Il vescovo di Padova, mons. Cipolla, si è arreso

Fu nominato da Papa Francesco fuori dalla terna della CEI.

di Bonifacio Borruso (02-12-2015)

«Non avrei paura a fare marcia indietro su tante nostre tradizioni»: Claudio Cipolla è apparso l’altro ieri sera sugli schermi di Rete Veneta, emittente regionale e, con l’eloquio gentile che gli è proprio, la croce pettorale ben in vista, lo zucchetto in testa, insomma con tutto quello che compete a un vescovo di Santa Romana Chiesa, ha decretato la resa del cattolicesimo. Il vescovo di Padova, sollecitato sull’onda delle polemiche esplose nel Milanese, col preside di Rozzano accusato di aver voluto cassare le festività natalizie, ha risposto che «pur di mantenerci nella pace, nell’amicizia nella fraternità», evidentemente verso le altre confessioni religiose, lui farebbe «tanti passi indietro». Non uno solo, si badi bene, chessò la rinuncia a un presepe vivente, ma molti passi del gambero. Un rinculo generale, per la pace. E il quieto vivere. Monsignor Cipolla, mantovano, 60 anni, a lungo direttore della Caritas della sua città, e stato chiamato nel luglio scorso a guidare la diocesi patavina da Papa Francesco, che non lo ha scelto nella solita terna proposta dalla Conferenza episcopale Italiana, come ormai fa sempre più spesso.
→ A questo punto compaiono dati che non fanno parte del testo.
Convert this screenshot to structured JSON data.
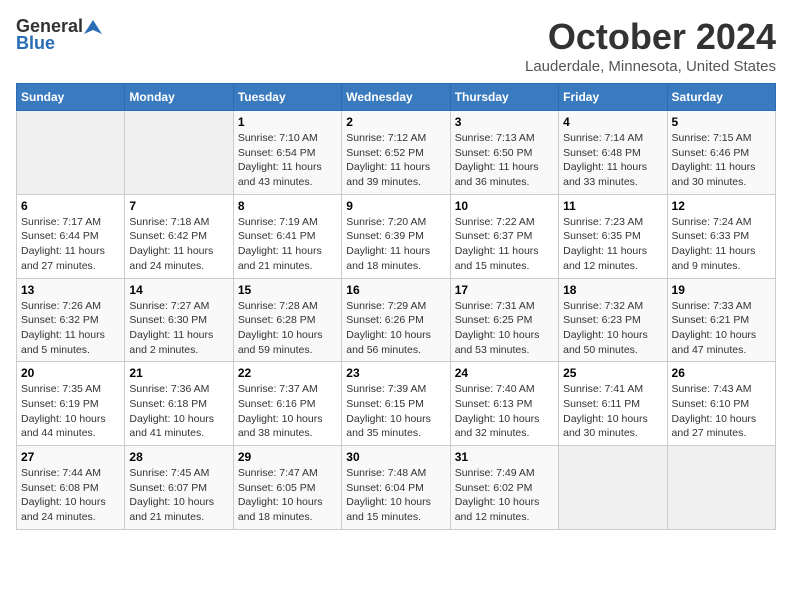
{
  "header": {
    "logo_general": "General",
    "logo_blue": "Blue",
    "month": "October 2024",
    "location": "Lauderdale, Minnesota, United States"
  },
  "days_of_week": [
    "Sunday",
    "Monday",
    "Tuesday",
    "Wednesday",
    "Thursday",
    "Friday",
    "Saturday"
  ],
  "weeks": [
    [
      {
        "day": "",
        "info": ""
      },
      {
        "day": "",
        "info": ""
      },
      {
        "day": "1",
        "info": "Sunrise: 7:10 AM\nSunset: 6:54 PM\nDaylight: 11 hours and 43 minutes."
      },
      {
        "day": "2",
        "info": "Sunrise: 7:12 AM\nSunset: 6:52 PM\nDaylight: 11 hours and 39 minutes."
      },
      {
        "day": "3",
        "info": "Sunrise: 7:13 AM\nSunset: 6:50 PM\nDaylight: 11 hours and 36 minutes."
      },
      {
        "day": "4",
        "info": "Sunrise: 7:14 AM\nSunset: 6:48 PM\nDaylight: 11 hours and 33 minutes."
      },
      {
        "day": "5",
        "info": "Sunrise: 7:15 AM\nSunset: 6:46 PM\nDaylight: 11 hours and 30 minutes."
      }
    ],
    [
      {
        "day": "6",
        "info": "Sunrise: 7:17 AM\nSunset: 6:44 PM\nDaylight: 11 hours and 27 minutes."
      },
      {
        "day": "7",
        "info": "Sunrise: 7:18 AM\nSunset: 6:42 PM\nDaylight: 11 hours and 24 minutes."
      },
      {
        "day": "8",
        "info": "Sunrise: 7:19 AM\nSunset: 6:41 PM\nDaylight: 11 hours and 21 minutes."
      },
      {
        "day": "9",
        "info": "Sunrise: 7:20 AM\nSunset: 6:39 PM\nDaylight: 11 hours and 18 minutes."
      },
      {
        "day": "10",
        "info": "Sunrise: 7:22 AM\nSunset: 6:37 PM\nDaylight: 11 hours and 15 minutes."
      },
      {
        "day": "11",
        "info": "Sunrise: 7:23 AM\nSunset: 6:35 PM\nDaylight: 11 hours and 12 minutes."
      },
      {
        "day": "12",
        "info": "Sunrise: 7:24 AM\nSunset: 6:33 PM\nDaylight: 11 hours and 9 minutes."
      }
    ],
    [
      {
        "day": "13",
        "info": "Sunrise: 7:26 AM\nSunset: 6:32 PM\nDaylight: 11 hours and 5 minutes."
      },
      {
        "day": "14",
        "info": "Sunrise: 7:27 AM\nSunset: 6:30 PM\nDaylight: 11 hours and 2 minutes."
      },
      {
        "day": "15",
        "info": "Sunrise: 7:28 AM\nSunset: 6:28 PM\nDaylight: 10 hours and 59 minutes."
      },
      {
        "day": "16",
        "info": "Sunrise: 7:29 AM\nSunset: 6:26 PM\nDaylight: 10 hours and 56 minutes."
      },
      {
        "day": "17",
        "info": "Sunrise: 7:31 AM\nSunset: 6:25 PM\nDaylight: 10 hours and 53 minutes."
      },
      {
        "day": "18",
        "info": "Sunrise: 7:32 AM\nSunset: 6:23 PM\nDaylight: 10 hours and 50 minutes."
      },
      {
        "day": "19",
        "info": "Sunrise: 7:33 AM\nSunset: 6:21 PM\nDaylight: 10 hours and 47 minutes."
      }
    ],
    [
      {
        "day": "20",
        "info": "Sunrise: 7:35 AM\nSunset: 6:19 PM\nDaylight: 10 hours and 44 minutes."
      },
      {
        "day": "21",
        "info": "Sunrise: 7:36 AM\nSunset: 6:18 PM\nDaylight: 10 hours and 41 minutes."
      },
      {
        "day": "22",
        "info": "Sunrise: 7:37 AM\nSunset: 6:16 PM\nDaylight: 10 hours and 38 minutes."
      },
      {
        "day": "23",
        "info": "Sunrise: 7:39 AM\nSunset: 6:15 PM\nDaylight: 10 hours and 35 minutes."
      },
      {
        "day": "24",
        "info": "Sunrise: 7:40 AM\nSunset: 6:13 PM\nDaylight: 10 hours and 32 minutes."
      },
      {
        "day": "25",
        "info": "Sunrise: 7:41 AM\nSunset: 6:11 PM\nDaylight: 10 hours and 30 minutes."
      },
      {
        "day": "26",
        "info": "Sunrise: 7:43 AM\nSunset: 6:10 PM\nDaylight: 10 hours and 27 minutes."
      }
    ],
    [
      {
        "day": "27",
        "info": "Sunrise: 7:44 AM\nSunset: 6:08 PM\nDaylight: 10 hours and 24 minutes."
      },
      {
        "day": "28",
        "info": "Sunrise: 7:45 AM\nSunset: 6:07 PM\nDaylight: 10 hours and 21 minutes."
      },
      {
        "day": "29",
        "info": "Sunrise: 7:47 AM\nSunset: 6:05 PM\nDaylight: 10 hours and 18 minutes."
      },
      {
        "day": "30",
        "info": "Sunrise: 7:48 AM\nSunset: 6:04 PM\nDaylight: 10 hours and 15 minutes."
      },
      {
        "day": "31",
        "info": "Sunrise: 7:49 AM\nSunset: 6:02 PM\nDaylight: 10 hours and 12 minutes."
      },
      {
        "day": "",
        "info": ""
      },
      {
        "day": "",
        "info": ""
      }
    ]
  ]
}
È uno dei «vescovi parroci» che sta caratterizzando questo pontificato, così come è successo a Palermo e a Bologna, con un certo clamore.

La mansueta dichiarazione del presule avviene in specialissimo sincrono proprio con l’azione pastorale del Capo, ossia Jorge Bergoglio, che nel suo viaggio africano si è fatto scortare da un gruppo di imam in una moschea centroafricana. E idealmente monsignor Cipolla entra nelle moschee della sua diocesi dichiarandosi pronto a chiedere ai propri fedeli di riavvolgere nella carta le statuine del presepe, ai parroci di riportare i sacrestia certi addobbi pronti per ricordare la nascita di Cristo e ai cori parrocchiali di smettere di provare l’Adeste fidelis, di cui circolava già l’edizione italiana ché la latina faceva un po’ effetto levevriano. Insomma se Cipolla guidasse la Chiesa ambrosiana, dove dall’Avvento e fino a Natale si benedicono le famiglie e le case, avrebbe già dato il rompete le righe a parroci e chierichetti.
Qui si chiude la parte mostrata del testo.